HP Spectre x360 15 review: A pretty screen that’s best on a desk

The HP Spectre x360 15 is a great lesson in laptop tradeoffs. The luxury model comes in numerous configurations, from one with integrated graphics and a basic LCD screen to one with a luscious 4K OLED display and Nvidia GeForce GTX 1650 Ti Max-Q graphics. While they all look beautiful on the outside, the experience you get—and the price you pay—can vary drastically based on the choices you make on the inside.

In our case, we tested HP’s fanciest version—with that 4K OLED screen and discrete graphics—and found it most compelling as a desktop replacement. The display is gorgeous, especially for entry-level gaming, and the keyboard is exquisite. Even the audio quality is surprisingly good.

On the other hand, the laptop runs hot, doesn’t last long on a charge, and falls short of expected performance on workhorse computing tasks. An older Lenovo Yoga C940 15 laptop we tested last year performed better in many cases. Choosing lower-end parts would help, but then you’d lose some of what makes the Spectre x360 15 so enjoyable to use in the first place.

This review is part of our ongoing roundup of the best laptops. Go there for information on competing products and how we tested them.

Tech Specs

The HP Spectre x360 15 model we tested currently lists for $1,650 on HP.com and includes the following tech specs:

  • Intel Core i7-10750H processor
  • NVidia GeForce GTX 1650 Ti with Max-Q GPU
  • 15.6-inch AMOLED touchscreen with 3840×2160 resolution
  • 16 GB of DDR4-2666 RAM
  • 1TB solid state drive with 32GB Intel Optane memory
  • HD webcam with privacy shutter
  • Fingerprint reader and face recognition
  • Left side: HDMI, headphone jack
  • Right side: One USB-A 3.0 port, two SuperSpeed USB 10Gbps (formerly known as USB-C 3.2 Gen 2) ports, one with Thunderbolt 3
  • Dimensions: 14.17 x 8.91 x 0.79 inches
  • Weight: 4.23 pounds, 5.07 pounds including AC adapter
HP Spectre x360 15 review: A pretty screen that’s best on a desk Jared Newman / IDG

A full-sized HDMI port is always nice to have, even if the Spectre’s own screen looks great.

Design and display

HP pours a lot of design energy into its flagship Spectre line, and this 15-inch model is best described as “blingy.” The chassis is a single piece of CNC-machined aluminum with angled—excuse me, “gem-cut”—edges jutting outward around the laptop’s periphery.

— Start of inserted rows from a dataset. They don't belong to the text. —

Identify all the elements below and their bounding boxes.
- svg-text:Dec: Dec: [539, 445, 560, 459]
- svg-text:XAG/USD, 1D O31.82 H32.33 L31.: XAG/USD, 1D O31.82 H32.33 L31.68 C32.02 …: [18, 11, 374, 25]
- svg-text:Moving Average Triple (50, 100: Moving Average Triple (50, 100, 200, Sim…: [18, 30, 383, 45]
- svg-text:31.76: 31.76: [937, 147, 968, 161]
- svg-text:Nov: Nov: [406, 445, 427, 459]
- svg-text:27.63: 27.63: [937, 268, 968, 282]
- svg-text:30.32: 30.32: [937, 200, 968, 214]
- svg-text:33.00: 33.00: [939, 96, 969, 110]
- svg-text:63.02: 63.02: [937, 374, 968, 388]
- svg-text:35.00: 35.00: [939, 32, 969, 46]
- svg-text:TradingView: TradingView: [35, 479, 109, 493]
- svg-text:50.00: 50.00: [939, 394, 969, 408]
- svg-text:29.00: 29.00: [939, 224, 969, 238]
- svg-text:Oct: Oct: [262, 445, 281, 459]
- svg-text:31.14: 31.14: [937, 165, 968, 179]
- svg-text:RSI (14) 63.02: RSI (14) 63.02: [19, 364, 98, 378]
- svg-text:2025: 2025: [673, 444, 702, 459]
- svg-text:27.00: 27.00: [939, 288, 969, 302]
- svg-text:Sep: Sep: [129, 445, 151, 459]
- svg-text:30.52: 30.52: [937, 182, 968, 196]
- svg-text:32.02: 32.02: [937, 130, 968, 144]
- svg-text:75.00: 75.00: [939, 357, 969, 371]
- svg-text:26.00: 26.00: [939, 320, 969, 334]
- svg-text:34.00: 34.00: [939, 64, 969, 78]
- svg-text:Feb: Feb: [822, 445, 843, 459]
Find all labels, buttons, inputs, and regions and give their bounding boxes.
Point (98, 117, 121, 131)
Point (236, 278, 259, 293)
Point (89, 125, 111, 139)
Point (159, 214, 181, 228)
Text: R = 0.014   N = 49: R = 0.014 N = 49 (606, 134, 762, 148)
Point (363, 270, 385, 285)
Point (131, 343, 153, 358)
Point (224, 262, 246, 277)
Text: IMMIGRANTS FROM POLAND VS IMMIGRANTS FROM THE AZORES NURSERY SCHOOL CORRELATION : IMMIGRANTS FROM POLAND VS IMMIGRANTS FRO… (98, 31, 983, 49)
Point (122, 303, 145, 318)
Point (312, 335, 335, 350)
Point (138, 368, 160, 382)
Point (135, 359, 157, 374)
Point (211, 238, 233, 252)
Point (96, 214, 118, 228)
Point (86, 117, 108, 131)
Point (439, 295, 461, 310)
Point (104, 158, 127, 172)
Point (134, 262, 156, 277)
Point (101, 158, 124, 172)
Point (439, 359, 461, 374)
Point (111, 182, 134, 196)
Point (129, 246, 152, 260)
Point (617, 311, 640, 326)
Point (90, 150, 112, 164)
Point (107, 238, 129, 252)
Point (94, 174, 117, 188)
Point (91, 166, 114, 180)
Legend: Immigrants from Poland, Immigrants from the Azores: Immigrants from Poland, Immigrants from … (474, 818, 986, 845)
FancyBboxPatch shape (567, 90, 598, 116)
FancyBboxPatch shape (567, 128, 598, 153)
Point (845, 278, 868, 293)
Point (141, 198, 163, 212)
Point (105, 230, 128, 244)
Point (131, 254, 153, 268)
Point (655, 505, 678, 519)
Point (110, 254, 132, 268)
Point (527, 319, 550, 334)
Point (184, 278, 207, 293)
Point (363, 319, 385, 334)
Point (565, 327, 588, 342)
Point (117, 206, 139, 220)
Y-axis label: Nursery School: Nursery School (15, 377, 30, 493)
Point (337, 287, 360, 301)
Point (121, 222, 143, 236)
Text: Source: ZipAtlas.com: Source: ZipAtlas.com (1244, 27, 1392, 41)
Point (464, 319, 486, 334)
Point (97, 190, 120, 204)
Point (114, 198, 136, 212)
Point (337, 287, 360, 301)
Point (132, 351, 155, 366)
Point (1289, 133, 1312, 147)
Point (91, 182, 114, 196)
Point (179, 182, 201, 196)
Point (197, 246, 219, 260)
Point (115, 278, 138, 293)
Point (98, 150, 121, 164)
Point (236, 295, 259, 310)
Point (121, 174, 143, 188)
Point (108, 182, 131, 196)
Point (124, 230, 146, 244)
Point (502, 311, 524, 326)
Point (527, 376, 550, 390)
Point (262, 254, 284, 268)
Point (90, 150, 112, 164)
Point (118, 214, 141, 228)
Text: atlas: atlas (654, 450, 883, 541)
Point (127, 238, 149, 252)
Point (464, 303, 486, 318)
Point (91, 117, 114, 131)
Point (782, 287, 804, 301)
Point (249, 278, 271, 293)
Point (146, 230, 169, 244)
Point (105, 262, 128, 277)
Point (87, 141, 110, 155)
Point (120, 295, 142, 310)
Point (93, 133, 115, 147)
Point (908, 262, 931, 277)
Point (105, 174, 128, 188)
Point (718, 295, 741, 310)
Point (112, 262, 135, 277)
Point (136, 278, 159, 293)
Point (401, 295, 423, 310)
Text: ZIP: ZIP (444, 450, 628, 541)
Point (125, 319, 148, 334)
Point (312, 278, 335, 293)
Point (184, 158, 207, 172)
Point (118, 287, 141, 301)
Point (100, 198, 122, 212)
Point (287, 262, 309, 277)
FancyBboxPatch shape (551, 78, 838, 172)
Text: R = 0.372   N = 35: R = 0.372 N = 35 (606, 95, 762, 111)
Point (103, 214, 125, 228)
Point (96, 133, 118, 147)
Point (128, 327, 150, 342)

The two inside corners are angled to house the power button on one side and a USB-C port on the other. The speaker grille follows a similar diamond-shaped pattern. Around the keyboard, the Spectre x360 has a slight downward taper, giving the surface an almost pillowy appearance. Vents on both sides help blow out hot air.

Even its distinctive color combinations come with poetic names. “Nightfall Black” (dark gray) with “Copper Luxe” is our unit’s trim, or “Poseidon Blue” (deep blue) with “Pale Brass” is the other. (If you’re looking for a simple silver hue, that’s available in the Spectre x360 14.)

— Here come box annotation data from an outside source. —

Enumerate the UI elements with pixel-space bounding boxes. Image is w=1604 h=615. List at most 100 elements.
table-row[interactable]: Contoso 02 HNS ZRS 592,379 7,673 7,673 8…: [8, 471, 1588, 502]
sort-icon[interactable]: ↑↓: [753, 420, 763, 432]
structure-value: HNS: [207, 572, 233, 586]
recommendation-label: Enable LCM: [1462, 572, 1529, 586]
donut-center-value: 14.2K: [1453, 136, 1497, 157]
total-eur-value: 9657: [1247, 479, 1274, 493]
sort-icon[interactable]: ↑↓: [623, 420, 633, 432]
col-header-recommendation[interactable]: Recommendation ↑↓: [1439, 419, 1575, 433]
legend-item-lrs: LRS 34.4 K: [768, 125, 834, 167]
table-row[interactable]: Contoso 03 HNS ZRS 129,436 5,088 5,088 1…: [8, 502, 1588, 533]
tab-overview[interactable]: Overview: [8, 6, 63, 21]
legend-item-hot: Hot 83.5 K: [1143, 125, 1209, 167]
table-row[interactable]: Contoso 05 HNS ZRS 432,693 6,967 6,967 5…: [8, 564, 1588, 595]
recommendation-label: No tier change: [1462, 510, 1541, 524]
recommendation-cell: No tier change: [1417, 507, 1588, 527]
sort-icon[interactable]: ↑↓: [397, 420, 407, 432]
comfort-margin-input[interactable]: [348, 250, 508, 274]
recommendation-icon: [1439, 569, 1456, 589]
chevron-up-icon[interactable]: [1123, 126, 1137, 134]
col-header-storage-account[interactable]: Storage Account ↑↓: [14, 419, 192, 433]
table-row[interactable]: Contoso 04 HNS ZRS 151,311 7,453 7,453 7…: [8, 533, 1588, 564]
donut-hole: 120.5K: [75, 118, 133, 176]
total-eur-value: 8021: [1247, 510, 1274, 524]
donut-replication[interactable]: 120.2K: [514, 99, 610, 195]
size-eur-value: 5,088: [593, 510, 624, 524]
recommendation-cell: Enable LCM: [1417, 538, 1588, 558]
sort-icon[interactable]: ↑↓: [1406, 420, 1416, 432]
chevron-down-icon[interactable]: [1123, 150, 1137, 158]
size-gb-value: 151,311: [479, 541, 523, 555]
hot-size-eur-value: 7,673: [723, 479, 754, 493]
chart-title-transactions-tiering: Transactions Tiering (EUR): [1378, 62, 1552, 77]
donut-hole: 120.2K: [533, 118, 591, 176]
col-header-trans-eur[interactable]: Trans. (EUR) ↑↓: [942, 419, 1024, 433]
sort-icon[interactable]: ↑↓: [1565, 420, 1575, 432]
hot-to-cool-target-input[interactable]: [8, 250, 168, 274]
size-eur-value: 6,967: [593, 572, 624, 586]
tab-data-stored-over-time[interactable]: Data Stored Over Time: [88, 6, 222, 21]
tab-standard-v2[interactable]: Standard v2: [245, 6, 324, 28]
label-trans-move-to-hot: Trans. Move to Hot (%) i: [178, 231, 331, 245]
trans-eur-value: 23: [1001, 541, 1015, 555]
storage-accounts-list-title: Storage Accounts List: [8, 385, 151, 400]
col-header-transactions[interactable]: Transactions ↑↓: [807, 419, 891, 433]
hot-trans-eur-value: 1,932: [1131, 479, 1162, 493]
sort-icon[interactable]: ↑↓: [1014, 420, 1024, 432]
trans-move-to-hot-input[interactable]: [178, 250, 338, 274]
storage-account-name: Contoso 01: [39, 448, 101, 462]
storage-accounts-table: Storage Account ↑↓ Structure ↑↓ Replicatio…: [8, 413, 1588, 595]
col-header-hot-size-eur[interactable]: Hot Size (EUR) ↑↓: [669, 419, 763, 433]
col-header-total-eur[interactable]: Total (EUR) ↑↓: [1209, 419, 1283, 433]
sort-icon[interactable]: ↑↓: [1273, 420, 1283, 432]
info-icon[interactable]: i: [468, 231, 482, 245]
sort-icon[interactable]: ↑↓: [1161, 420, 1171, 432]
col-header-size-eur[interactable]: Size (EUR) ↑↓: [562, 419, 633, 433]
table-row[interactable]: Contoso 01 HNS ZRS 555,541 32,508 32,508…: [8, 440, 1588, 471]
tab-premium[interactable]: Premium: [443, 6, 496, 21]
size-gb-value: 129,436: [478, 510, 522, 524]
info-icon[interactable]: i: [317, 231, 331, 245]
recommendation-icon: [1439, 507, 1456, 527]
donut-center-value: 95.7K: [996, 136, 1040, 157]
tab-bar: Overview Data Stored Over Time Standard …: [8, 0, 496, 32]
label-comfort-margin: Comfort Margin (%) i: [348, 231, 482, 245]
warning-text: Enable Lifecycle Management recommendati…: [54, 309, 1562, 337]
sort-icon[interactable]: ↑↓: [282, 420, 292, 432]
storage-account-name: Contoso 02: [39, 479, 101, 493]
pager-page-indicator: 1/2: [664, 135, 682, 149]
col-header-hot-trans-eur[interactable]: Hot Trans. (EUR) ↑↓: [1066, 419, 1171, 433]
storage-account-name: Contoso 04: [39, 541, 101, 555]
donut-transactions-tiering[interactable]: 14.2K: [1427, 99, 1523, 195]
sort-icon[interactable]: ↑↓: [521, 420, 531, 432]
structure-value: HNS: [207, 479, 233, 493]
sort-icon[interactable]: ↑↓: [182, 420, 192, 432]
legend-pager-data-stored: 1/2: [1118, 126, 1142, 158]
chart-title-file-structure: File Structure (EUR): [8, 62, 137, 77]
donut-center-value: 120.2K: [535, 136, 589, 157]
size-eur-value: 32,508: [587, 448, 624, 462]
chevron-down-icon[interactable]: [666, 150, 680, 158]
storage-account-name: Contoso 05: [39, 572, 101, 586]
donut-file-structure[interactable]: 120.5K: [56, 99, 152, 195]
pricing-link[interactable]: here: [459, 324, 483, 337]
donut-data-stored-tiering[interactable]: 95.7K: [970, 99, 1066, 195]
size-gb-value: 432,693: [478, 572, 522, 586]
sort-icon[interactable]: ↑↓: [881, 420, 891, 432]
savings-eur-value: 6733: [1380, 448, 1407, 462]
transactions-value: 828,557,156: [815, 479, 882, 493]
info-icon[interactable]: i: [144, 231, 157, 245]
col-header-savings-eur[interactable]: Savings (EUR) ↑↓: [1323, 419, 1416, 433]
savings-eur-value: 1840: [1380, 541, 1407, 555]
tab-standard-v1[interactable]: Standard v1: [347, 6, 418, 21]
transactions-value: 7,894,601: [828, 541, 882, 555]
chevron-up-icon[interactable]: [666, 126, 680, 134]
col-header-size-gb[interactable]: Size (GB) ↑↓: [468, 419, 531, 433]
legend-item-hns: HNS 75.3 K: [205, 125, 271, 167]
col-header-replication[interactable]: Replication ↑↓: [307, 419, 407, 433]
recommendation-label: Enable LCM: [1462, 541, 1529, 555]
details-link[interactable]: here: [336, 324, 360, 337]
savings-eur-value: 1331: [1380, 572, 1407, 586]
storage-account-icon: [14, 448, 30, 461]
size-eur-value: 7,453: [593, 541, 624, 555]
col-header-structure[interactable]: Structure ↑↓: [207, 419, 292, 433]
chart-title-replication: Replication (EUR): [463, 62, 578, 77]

spectrex36015corner Jared Newman / IDG

There’s no mistaking the Spectre x360’s “gem-cut” design for other laptops.

As the name suggests, the Spectre x360 15 is also a convertible laptop, whose touchscreen can rotate 360 degrees into tablet mode. That flexibility is nice to have, but note that a stylus is sold separately, and the screen portion is so heavy that it’s prone to tipping back while in your lap.

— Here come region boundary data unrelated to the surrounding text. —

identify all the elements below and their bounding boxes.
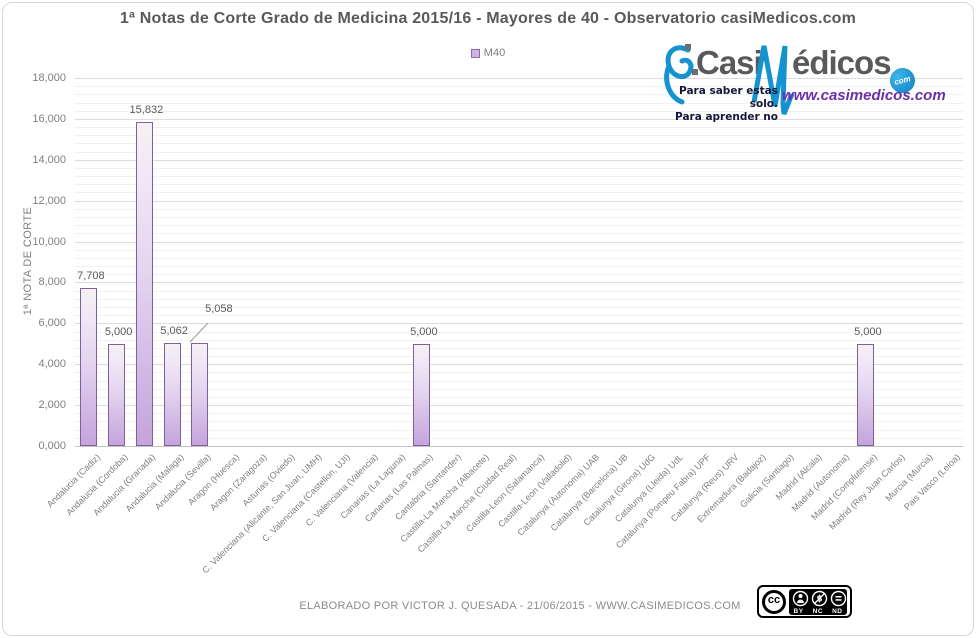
- bar-andalucia-cadiz-: [80, 288, 98, 446]
- by-attribution-icon: [792, 590, 809, 606]
- minor-gridline: [75, 290, 963, 292]
- cc-logo-text: cc: [767, 594, 781, 606]
- minor-gridline: [75, 372, 963, 374]
- svg-text:$: $: [816, 594, 822, 604]
- bar-madrid-complutense-: [857, 343, 875, 446]
- bar-canarias-las-palmas-: [413, 343, 431, 446]
- bar-value-label: 5,000: [854, 325, 882, 338]
- y-tick-label: 10,000: [32, 235, 66, 248]
- minor-gridline: [75, 225, 963, 227]
- minor-gridline: [75, 396, 963, 398]
- major-gridline: [75, 282, 963, 284]
- footer-credit: ELABORADO POR VICTOR J. QUESADA - 21/06/…: [299, 600, 741, 612]
- y-tick-label: 0,000: [38, 440, 66, 452]
- major-gridline: [75, 159, 963, 161]
- minor-gridline: [75, 217, 963, 219]
- bar-andalucia-cordoba-: [108, 343, 126, 446]
- minor-gridline: [75, 274, 963, 276]
- minor-gridline: [75, 249, 963, 251]
- bar-andalucia-granada-: [135, 122, 153, 446]
- cc-logo-icon: cc: [762, 589, 786, 614]
- cc-terms-labels: BY NC ND: [789, 608, 847, 615]
- minor-gridline: [75, 437, 963, 439]
- minor-gridline: [75, 257, 963, 259]
- cc-term-nd: ND: [832, 607, 843, 615]
- minor-gridline: [75, 176, 963, 178]
- stethoscope-icon: [664, 44, 698, 105]
- minor-gridline: [75, 110, 963, 112]
- logo-text-casi: Casi: [696, 44, 763, 81]
- nd-noderivatives-icon: [830, 590, 847, 606]
- minor-gridline: [75, 429, 963, 431]
- minor-gridline: [75, 413, 963, 415]
- minor-gridline: [75, 167, 963, 169]
- bar-andalucia-malaga-: [163, 342, 181, 446]
- minor-gridline: [75, 127, 963, 129]
- y-tick-label: 4,000: [38, 358, 66, 371]
- minor-gridline: [75, 315, 963, 317]
- minor-gridline: [75, 135, 963, 137]
- minor-gridline: [75, 233, 963, 235]
- bar-value-label: 5,062: [160, 324, 188, 337]
- minor-gridline: [75, 208, 963, 210]
- logo-tagline-line1: Para saber estas solo.: [679, 85, 778, 110]
- logo-tagline: Para saber estas solo. Para aprender no: [670, 85, 778, 124]
- major-gridline: [75, 364, 963, 366]
- y-tick-label: 8,000: [38, 276, 66, 289]
- cc-term-by: BY: [793, 607, 804, 615]
- y-axis-title: 1ª NOTA DE CORTE: [22, 206, 34, 316]
- y-tick-label: 16,000: [32, 112, 66, 125]
- minor-gridline: [75, 184, 963, 186]
- legend-swatch-m40: [470, 48, 480, 58]
- minor-gridline: [75, 298, 963, 300]
- ecg-m-icon: [752, 45, 795, 115]
- logo-tagline-line2: Para aprender no: [675, 111, 778, 123]
- minor-gridline: [75, 143, 963, 145]
- minor-gridline: [75, 331, 963, 333]
- chart-legend: M40: [0, 47, 976, 59]
- y-tick-label: 2,000: [38, 399, 66, 412]
- major-gridline: [75, 200, 963, 202]
- logo-text-edicos: édicos: [792, 44, 892, 81]
- major-gridline: [75, 118, 963, 120]
- cc-term-nc: NC: [812, 607, 824, 615]
- minor-gridline: [75, 421, 963, 423]
- bar-value-label: 5,000: [410, 325, 438, 338]
- chart-title: 1ª Notas de Corte Grado de Medicina 2015…: [119, 10, 857, 27]
- cc-license-badge: cc $ BY NC ND: [757, 585, 852, 618]
- minor-gridline: [75, 94, 963, 96]
- bar-value-label: 15,832: [129, 104, 164, 117]
- minor-gridline: [75, 266, 963, 268]
- bar-value-label: 7,708: [77, 270, 105, 283]
- minor-gridline: [75, 86, 963, 88]
- x-axis-line: [75, 446, 963, 447]
- major-gridline: [75, 78, 963, 79]
- legend-label-m40: M40: [483, 47, 506, 59]
- bar-value-label: 5,058: [205, 302, 233, 315]
- label-leader-line: [189, 322, 209, 342]
- y-tick-label: 12,000: [32, 194, 66, 207]
- minor-gridline: [75, 192, 963, 194]
- minor-gridline: [75, 356, 963, 358]
- major-gridline: [75, 405, 963, 407]
- logo-url: www.casimedicos.com: [782, 87, 946, 104]
- minor-gridline: [75, 388, 963, 390]
- bar-andalucia-sevilla-: [191, 342, 209, 446]
- major-gridline: [75, 323, 963, 325]
- major-gridline: [75, 241, 963, 243]
- minor-gridline: [75, 339, 963, 341]
- y-tick-label: 6,000: [38, 317, 66, 330]
- y-tick-label: 18,000: [32, 72, 66, 84]
- y-tick-label: 14,000: [32, 153, 66, 166]
- cc-terms-icons: $: [792, 590, 847, 606]
- minor-gridline: [75, 380, 963, 382]
- minor-gridline: [75, 306, 963, 308]
- casimedicos-logo: Casi édicos com Para saber estas solo. P…: [660, 36, 972, 124]
- nc-noncommercial-icon: $: [811, 590, 828, 606]
- bar-value-label: 5,000: [104, 325, 133, 338]
- cc-terms-box: $ BY NC ND: [789, 588, 847, 615]
- minor-gridline: [75, 151, 963, 153]
- minor-gridline: [75, 347, 963, 349]
- minor-gridline: [75, 102, 963, 104]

The OLED screen really is stunning, with deep blacks, rich colors, and support for HDR video. Although OLED screens tend to have lower brightness ratings than LED displays, they also have higher levels of contrast. I was able to use the Spectre x360 15 comfortably with the screen facing the window on a sunny day. HP also lets users switch among different color spaces, so you might use Adobe RGB for photo editing and DCI-P3 for watching movies.